In a year’s time, a new app will be launched that is going to be the death of ALL transcribers. In a year’s time we are all going to be out of a job. Sad, but true. Here’s why.
A couple of years ago I contacted Baynes – a Ukrainian Mathematics graduate student at Kiev University who moonlights as a app creator on Elance, to create an interactive transcript app. Unfortunately , and mainly due to some technological limitations, we were not able to complete the app. I did not recognize the omen; unfinished projects usually come back to haunt you!
We however kept in touch, we shared a common love for Sherlock Holmes – especially the new BBC series, which is awesome. But I digress. I got in touch with Baynes a month ago to see how he was doing, in light of the political turmoil in his country, and he was doing fine. Despite the fact they had been invaded by Russia!
Anyway, he told me that he had been working on a new app with the IBM Watson API on speech recognition. That pricked up my ears because I have a vested interest in speech recognition technology. Watson is a “cognitive technology that processes information more like a human than a computer—by understanding natural language.”
If you are a fan of Jeopardy!, Watson was the IBM supercomputer that crushed 2 of the best human Jeopardy! contestants.

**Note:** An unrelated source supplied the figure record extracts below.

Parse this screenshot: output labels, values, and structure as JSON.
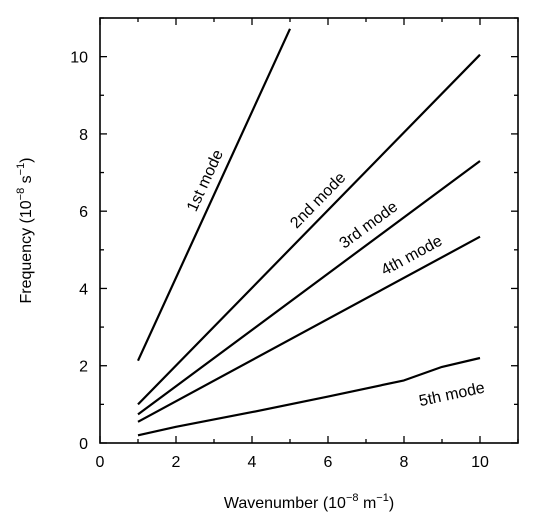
{
  "chart_data": {
    "type": "line",
    "title": "",
    "xlabel": "Wavenumber (10",
    "xlabel_exp": "−8",
    "xlabel_unit": " m",
    "xlabel_unit_exp": "−1",
    "xlabel_close": ")",
    "ylabel": "Frequency (10",
    "ylabel_exp": "−8",
    "ylabel_unit": " s",
    "ylabel_unit_exp": "−1",
    "ylabel_close": ")",
    "xlim": [
      0,
      11
    ],
    "ylim": [
      0,
      11
    ],
    "xticks": [
      0,
      2,
      4,
      6,
      8,
      10
    ],
    "yticks": [
      0,
      2,
      4,
      6,
      8,
      10
    ],
    "grid": false,
    "series": [
      {
        "name": "1st mode",
        "x": [
          1,
          5
        ],
        "y": [
          2.13,
          10.72
        ]
      },
      {
        "name": "2nd mode",
        "x": [
          1,
          10
        ],
        "y": [
          1.0,
          10.05
        ]
      },
      {
        "name": "3rd mode",
        "x": [
          1,
          10
        ],
        "y": [
          0.74,
          7.3
        ]
      },
      {
        "name": "4th mode",
        "x": [
          1,
          10
        ],
        "y": [
          0.55,
          5.34
        ]
      },
      {
        "name": "5th mode",
        "x": [
          1,
          2,
          4,
          6,
          8,
          9,
          10
        ],
        "y": [
          0.2,
          0.42,
          0.8,
          1.2,
          1.62,
          1.97,
          2.2
        ]
      }
    ]
  }
}
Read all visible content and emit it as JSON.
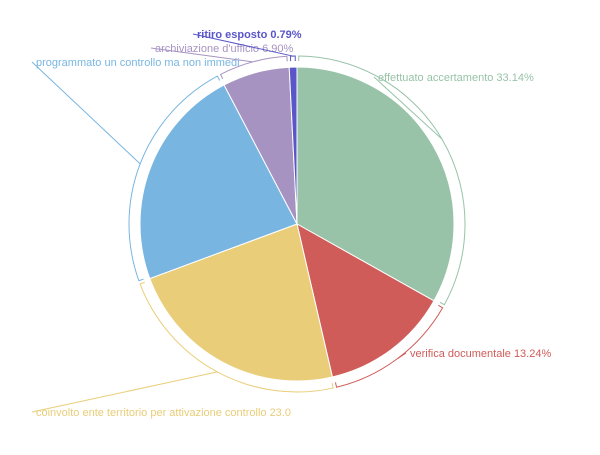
{
  "chart_data": {
    "type": "pie",
    "title": "",
    "slices": [
      {
        "label": "effettuato accertamento 33.14%",
        "value": 33.14,
        "color": "#98c3a8"
      },
      {
        "label": "verifica documentale 13.24%",
        "value": 13.24,
        "color": "#cf5c59"
      },
      {
        "label": "coinvolto ente territorio per attivazione controllo 23.0",
        "value": 22.97,
        "color": "#e9cd78"
      },
      {
        "label": "programmato un controllo ma non immedi",
        "value": 22.96,
        "color": "#78b6e1"
      },
      {
        "label": "archiviazione d'ufficio 6.90%",
        "value": 6.9,
        "color": "#a793c2"
      },
      {
        "label": "ritiro esposto 0.79%",
        "value": 0.79,
        "color": "#5a56c9"
      }
    ]
  }
}
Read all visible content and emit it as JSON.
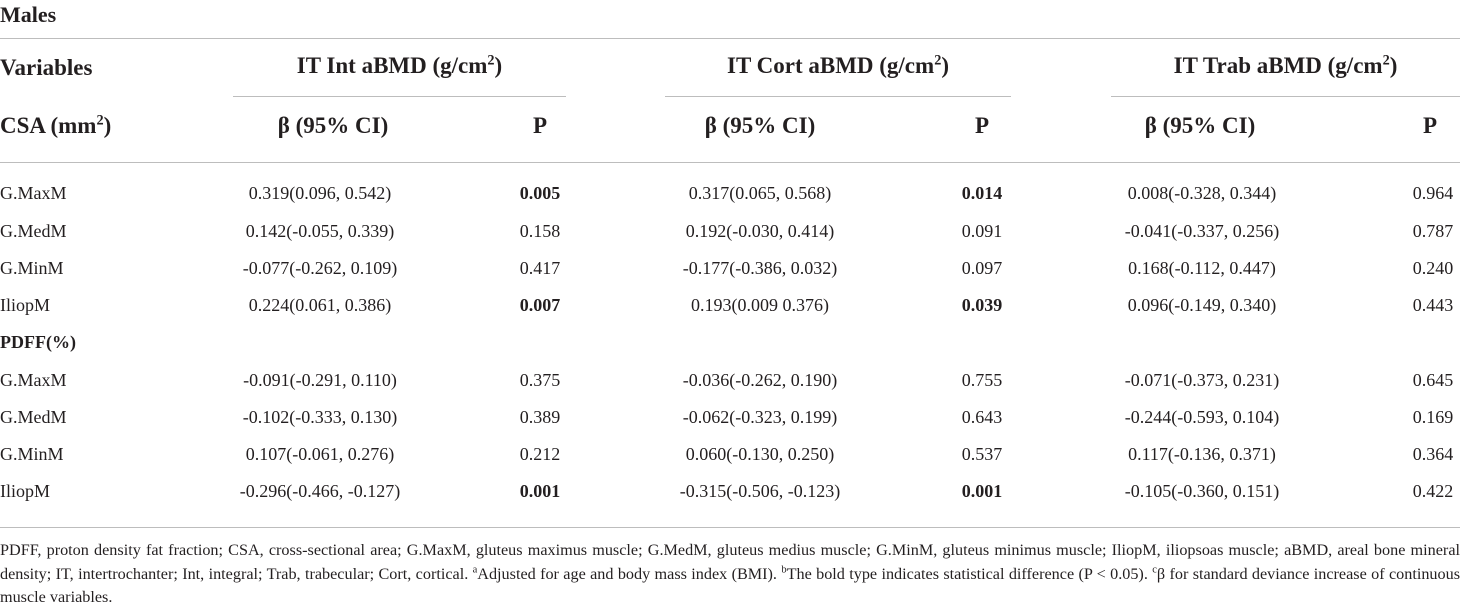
{
  "table": {
    "title": "Males",
    "header": {
      "variables": "Variables",
      "csa": "CSA (mm",
      "csa_sup": "2",
      "csa_close": ")",
      "groups": [
        {
          "label": "IT Int aBMD (g/cm",
          "sup": "2",
          "close": ")"
        },
        {
          "label": "IT Cort aBMD (g/cm",
          "sup": "2",
          "close": ")"
        },
        {
          "label": "IT Trab aBMD (g/cm",
          "sup": "2",
          "close": ")"
        }
      ],
      "beta": "β (95% CI)",
      "p": "P"
    },
    "csa_rows": [
      {
        "label": "G.MaxM",
        "vals": [
          "0.319(0.096, 0.542)",
          "0.005",
          "0.317(0.065, 0.568)",
          "0.014",
          "0.008(-0.328, 0.344)",
          "0.964"
        ],
        "bold": [
          false,
          true,
          false,
          true,
          false,
          false
        ]
      },
      {
        "label": "G.MedM",
        "vals": [
          "0.142(-0.055, 0.339)",
          "0.158",
          "0.192(-0.030, 0.414)",
          "0.091",
          "-0.041(-0.337, 0.256)",
          "0.787"
        ],
        "bold": [
          false,
          false,
          false,
          false,
          false,
          false
        ]
      },
      {
        "label": "G.MinM",
        "vals": [
          "-0.077(-0.262, 0.109)",
          "0.417",
          "-0.177(-0.386, 0.032)",
          "0.097",
          "0.168(-0.112, 0.447)",
          "0.240"
        ],
        "bold": [
          false,
          false,
          false,
          false,
          false,
          false
        ]
      },
      {
        "label": "IliopM",
        "vals": [
          "0.224(0.061, 0.386)",
          "0.007",
          "0.193(0.009 0.376)",
          "0.039",
          "0.096(-0.149, 0.340)",
          "0.443"
        ],
        "bold": [
          false,
          true,
          false,
          true,
          false,
          false
        ]
      }
    ],
    "pdff_label": "PDFF(%)",
    "pdff_rows": [
      {
        "label": "G.MaxM",
        "vals": [
          "-0.091(-0.291, 0.110)",
          "0.375",
          "-0.036(-0.262, 0.190)",
          "0.755",
          "-0.071(-0.373, 0.231)",
          "0.645"
        ],
        "bold": [
          false,
          false,
          false,
          false,
          false,
          false
        ]
      },
      {
        "label": "G.MedM",
        "vals": [
          "-0.102(-0.333, 0.130)",
          "0.389",
          "-0.062(-0.323, 0.199)",
          "0.643",
          "-0.244(-0.593, 0.104)",
          "0.169"
        ],
        "bold": [
          false,
          false,
          false,
          false,
          false,
          false
        ]
      },
      {
        "label": "G.MinM",
        "vals": [
          "0.107(-0.061, 0.276)",
          "0.212",
          "0.060(-0.130, 0.250)",
          "0.537",
          "0.117(-0.136, 0.371)",
          "0.364"
        ],
        "bold": [
          false,
          false,
          false,
          false,
          false,
          false
        ]
      },
      {
        "label": "IliopM",
        "vals": [
          "-0.296(-0.466, -0.127)",
          "0.001",
          "-0.315(-0.506, -0.123)",
          "0.001",
          "-0.105(-0.360, 0.151)",
          "0.422"
        ],
        "bold": [
          false,
          true,
          false,
          true,
          false,
          false
        ]
      }
    ]
  },
  "footnote": {
    "text1": "PDFF, proton density fat fraction; CSA, cross-sectional area; G.MaxM, gluteus maximus muscle; G.MedM, gluteus medius muscle; G.MinM, gluteus minimus muscle; IliopM, iliopsoas muscle; aBMD, areal bone mineral density; IT, intertrochanter; Int, integral; Trab, trabecular; Cort, cortical. ",
    "sup_a": "a",
    "text2": "Adjusted for age and body mass index (BMI). ",
    "sup_b": "b",
    "text3": "The bold type indicates statistical difference (P < 0.05). ",
    "sup_c": "c",
    "text4": "β for standard deviance increase of continuous muscle variables."
  }
}
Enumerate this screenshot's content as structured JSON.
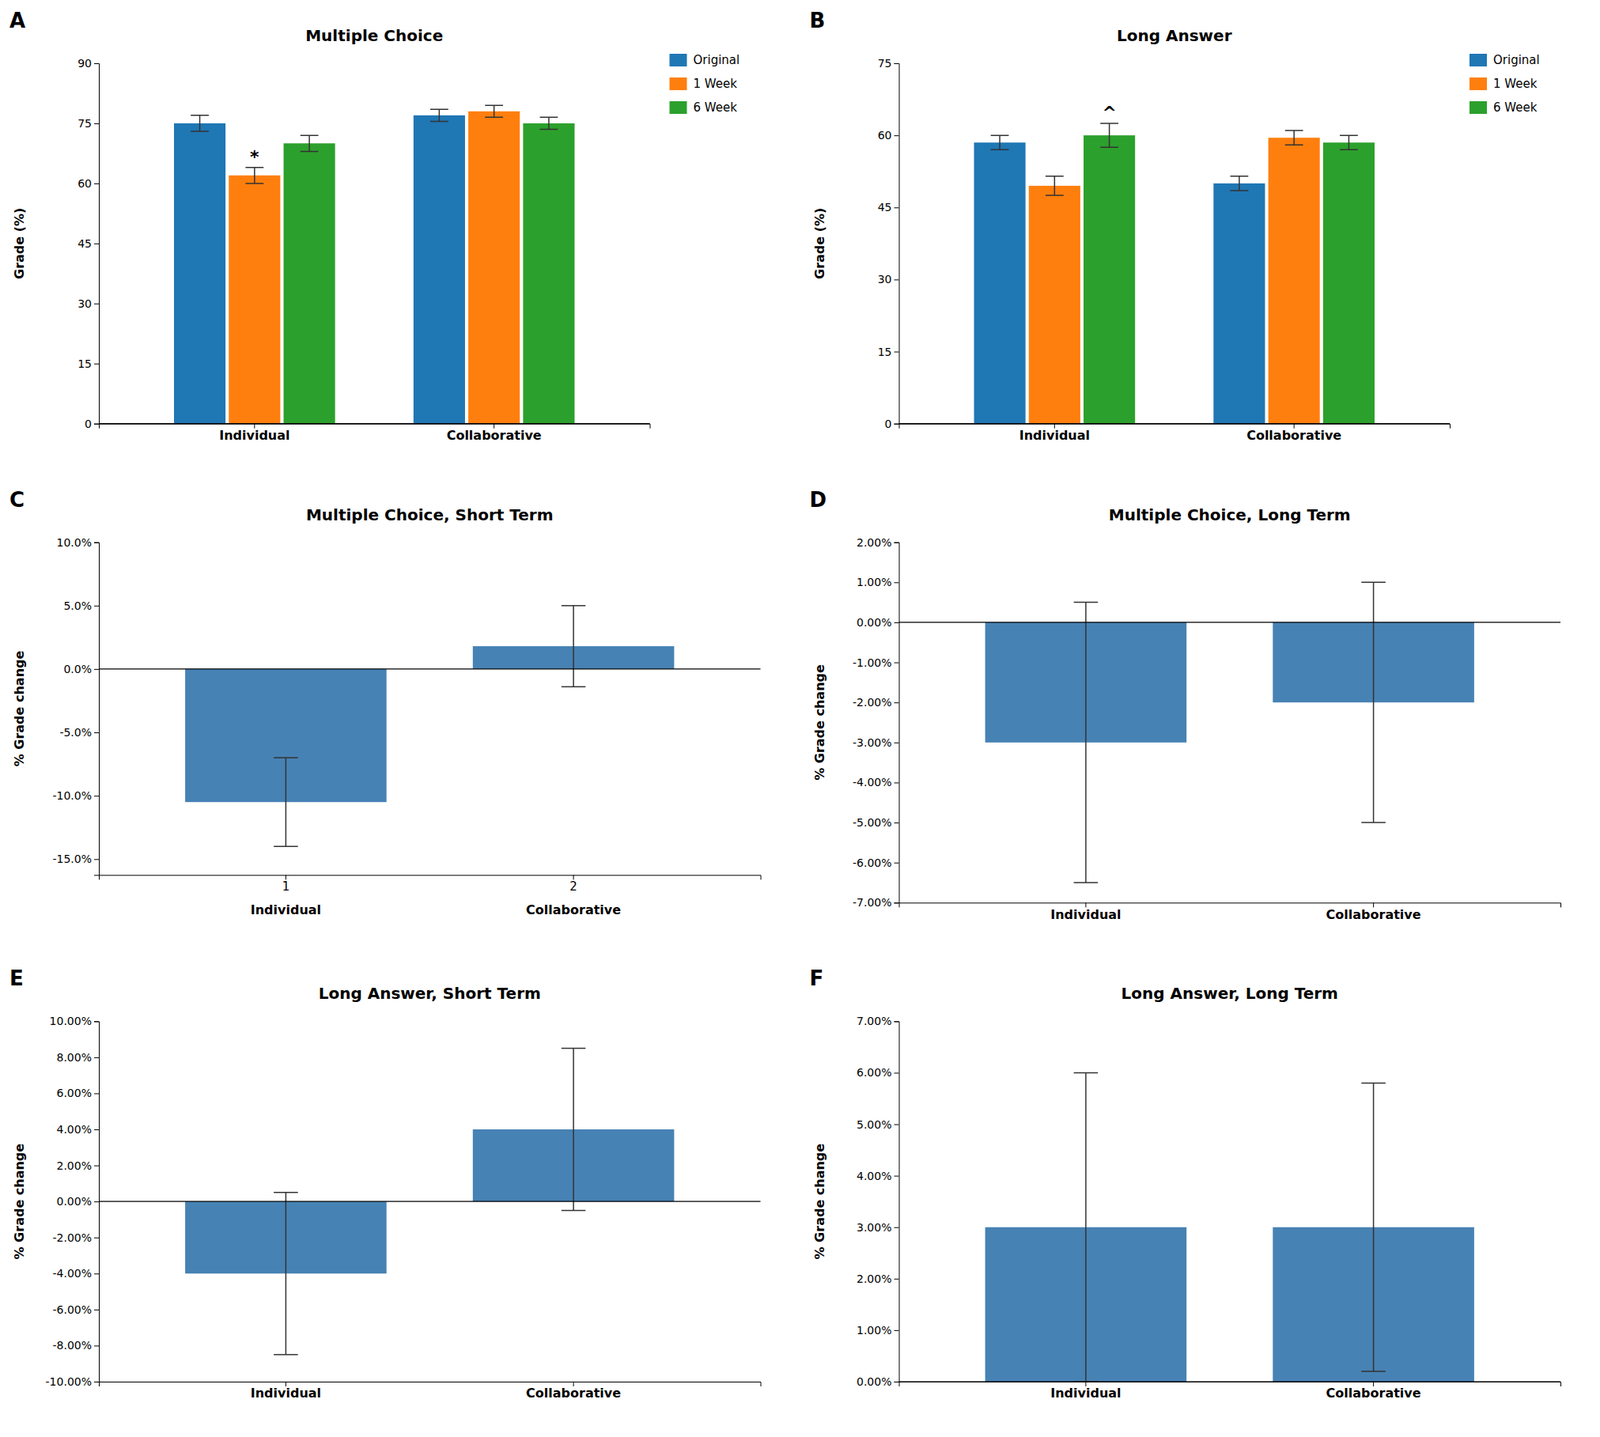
{
  "chart_data": [
    {
      "type": "bar",
      "panel_label": "A",
      "title": "Multiple Choice",
      "categories": [
        "Individual",
        "Collaborative"
      ],
      "series": [
        {
          "name": "Original",
          "values": [
            75,
            77
          ],
          "errors": [
            2,
            1.5
          ]
        },
        {
          "name": "1 Week",
          "values": [
            62,
            78
          ],
          "errors": [
            2,
            1.5
          ]
        },
        {
          "name": "6 Week",
          "values": [
            70,
            75
          ],
          "errors": [
            2,
            1.5
          ]
        }
      ],
      "ylabel": "Grade (%)",
      "ylim": [
        0,
        90
      ],
      "yticks": [
        0,
        15,
        30,
        45,
        60,
        75,
        90
      ],
      "annotations": [
        {
          "text": "*",
          "category": "Individual",
          "series": "1 Week"
        }
      ],
      "legend": "right",
      "grid": false
    },
    {
      "type": "bar",
      "panel_label": "B",
      "title": "Long Answer",
      "categories": [
        "Individual",
        "Collaborative"
      ],
      "series": [
        {
          "name": "Original",
          "values": [
            58.5,
            50.0
          ],
          "errors": [
            1.5,
            1.5
          ]
        },
        {
          "name": "1 Week",
          "values": [
            49.5,
            59.5
          ],
          "errors": [
            2.0,
            1.5
          ]
        },
        {
          "name": "6 Week",
          "values": [
            60,
            58.5
          ],
          "errors": [
            2.5,
            1.5
          ]
        }
      ],
      "ylabel": "Grade (%)",
      "ylim": [
        0,
        75
      ],
      "yticks": [
        0,
        15,
        30,
        45,
        60,
        75
      ],
      "annotations": [
        {
          "text": "^",
          "category": "Individual",
          "series": "6 Week"
        }
      ],
      "legend": "right",
      "grid": false
    },
    {
      "type": "bar",
      "panel_label": "C",
      "title": "Multiple Choice, Short Term",
      "categories": [
        "Individual",
        "Collaborative"
      ],
      "numbers": [
        "1",
        "2"
      ],
      "values": [
        -10.5,
        1.8
      ],
      "errors": [
        3.5,
        3.2
      ],
      "ylabel": "% Grade change",
      "ylim": [
        -16.25,
        10.0
      ],
      "yticks": [
        {
          "value": -15.0,
          "label": "-15.0%"
        },
        {
          "value": -10.0,
          "label": "-10.0%"
        },
        {
          "value": -5.0,
          "label": "-5.0%"
        },
        {
          "value": 0.0,
          "label": "0.0%"
        },
        {
          "value": 5.0,
          "label": "5.0%"
        },
        {
          "value": 10.0,
          "label": "10.0%"
        }
      ],
      "grid": false
    },
    {
      "type": "bar",
      "panel_label": "D",
      "title": "Multiple Choice, Long Term",
      "categories": [
        "Individual",
        "Collaborative"
      ],
      "values": [
        -3.0,
        -2.0
      ],
      "errors": [
        3.5,
        3.0
      ],
      "ylabel": "% Grade change",
      "ylim": [
        -7.0,
        2.0
      ],
      "yticks": [
        {
          "value": -7.0,
          "label": "-7.00%"
        },
        {
          "value": -6.0,
          "label": "-6.00%"
        },
        {
          "value": -5.0,
          "label": "-5.00%"
        },
        {
          "value": -4.0,
          "label": "-4.00%"
        },
        {
          "value": -3.0,
          "label": "-3.00%"
        },
        {
          "value": -2.0,
          "label": "-2.00%"
        },
        {
          "value": -1.0,
          "label": "-1.00%"
        },
        {
          "value": 0.0,
          "label": "0.00%"
        },
        {
          "value": 1.0,
          "label": "1.00%"
        },
        {
          "value": 2.0,
          "label": "2.00%"
        }
      ],
      "grid": false
    },
    {
      "type": "bar",
      "panel_label": "E",
      "title": "Long Answer, Short Term",
      "categories": [
        "Individual",
        "Collaborative"
      ],
      "values": [
        -4.0,
        4.0
      ],
      "errors": [
        4.5,
        4.5
      ],
      "ylabel": "% Grade change",
      "ylim": [
        -10.0,
        10.0
      ],
      "yticks": [
        {
          "value": -10.0,
          "label": "-10.00%"
        },
        {
          "value": -8.0,
          "label": "-8.00%"
        },
        {
          "value": -6.0,
          "label": "-6.00%"
        },
        {
          "value": -4.0,
          "label": "-4.00%"
        },
        {
          "value": -2.0,
          "label": "-2.00%"
        },
        {
          "value": 0.0,
          "label": "0.00%"
        },
        {
          "value": 2.0,
          "label": "2.00%"
        },
        {
          "value": 4.0,
          "label": "4.00%"
        },
        {
          "value": 6.0,
          "label": "6.00%"
        },
        {
          "value": 8.0,
          "label": "8.00%"
        },
        {
          "value": 10.0,
          "label": "10.00%"
        }
      ],
      "grid": false
    },
    {
      "type": "bar",
      "panel_label": "F",
      "title": "Long Answer, Long Term",
      "categories": [
        "Individual",
        "Collaborative"
      ],
      "values": [
        3.0,
        3.0
      ],
      "errors": [
        3.0,
        2.8
      ],
      "ylabel": "% Grade change",
      "ylim": [
        0.0,
        7.0
      ],
      "yticks": [
        {
          "value": 0.0,
          "label": "0.00%"
        },
        {
          "value": 1.0,
          "label": "1.00%"
        },
        {
          "value": 2.0,
          "label": "2.00%"
        },
        {
          "value": 3.0,
          "label": "3.00%"
        },
        {
          "value": 4.0,
          "label": "4.00%"
        },
        {
          "value": 5.0,
          "label": "5.00%"
        },
        {
          "value": 6.0,
          "label": "6.00%"
        },
        {
          "value": 7.0,
          "label": "7.00%"
        }
      ],
      "grid": false
    }
  ]
}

After being humiliated by the “thinking machine”, one of the contestants made this prophetic statement: “quiz show contestant’ may be the first job made redundant by Watson, but I’m sure it won’t be the last.”
On November 14th, IBM announced that it was going to give app developers access to Watson in the cloud. New Watson-driven apps are targeted to enter the market in 2014. The end is nigh.
You might have used speech or voice recognition technologies on your mobile device, to search the internet, or on YouTube. It’s become ubiquitous. Windows Vista, 7/8 are all shipped with a built-in speech recognition software. It’s not a stretch of the imagination to envision a software that can transcribe audio into text.
If fact there are a number of software in the market that do exactly that, Dragon being one that comes to mind. But they all have a major drawback. They are very inaccurate. Especially when an audio file has more than one speaker, for instance in a research interview. And even when there is only one speaker present in the recording, you need to train the software (minimum 12 hours of training) to recognize the variations in the individual’s speech pattern.
I’ve always been amused at YouTube’s attempts at speech recognition. Google speech engine spews out garbage, funny garbage though. You’ve got to watch this:
How accurate is speech recognition software. About 80% with clear one speaker audio (remember you need to train the software). Throw in some background noise, accents, or a multiple speakers and that accuracy rate goes down to 50% – 60%. In contrast a professional transcriber transcribes audio to at least 98% accuracy level.
A Death Foretold
Back to Baynes. Using the natural language capabilities of IBM’s Watson, coupled with the university’s supercomputer, Baynes has been able to get Watson to transcribe audio to text with 98% accuracy. At least that’s what he told me a week ago. My reaction, un be live able! His response, “I can prove it.”
So I sent Baynes a 1 hour one-on-one Skype interview. The audio quality was not that great and the line dropped a few times during the interview. I struggled to transcribe this particular interview. 10 minutes later, he sent me a transcript of the interview. I compared his transcript to my transcript using the compare feature in MS Word. The transcript was 98.32% accurate! And it only took him 10 minutes to transcribe an audio. It took me 6 hours.
I was stunned. I had a moment of derealization. I felt like Santiago Nasar reading Gabriel García Márquez’s Chronicle of a Death Foretold. I realized that my days as a academic transcriber are numbered. What to do!
Yesterday I got in touch with Baynes, after a few days brooding. I had one question for him, how long before the app hits the market? “A year at most,” was what he told me. So I have until April 1st 2015 to learn a new skill. And I need to learn something that’s Watson proof. Any ideas?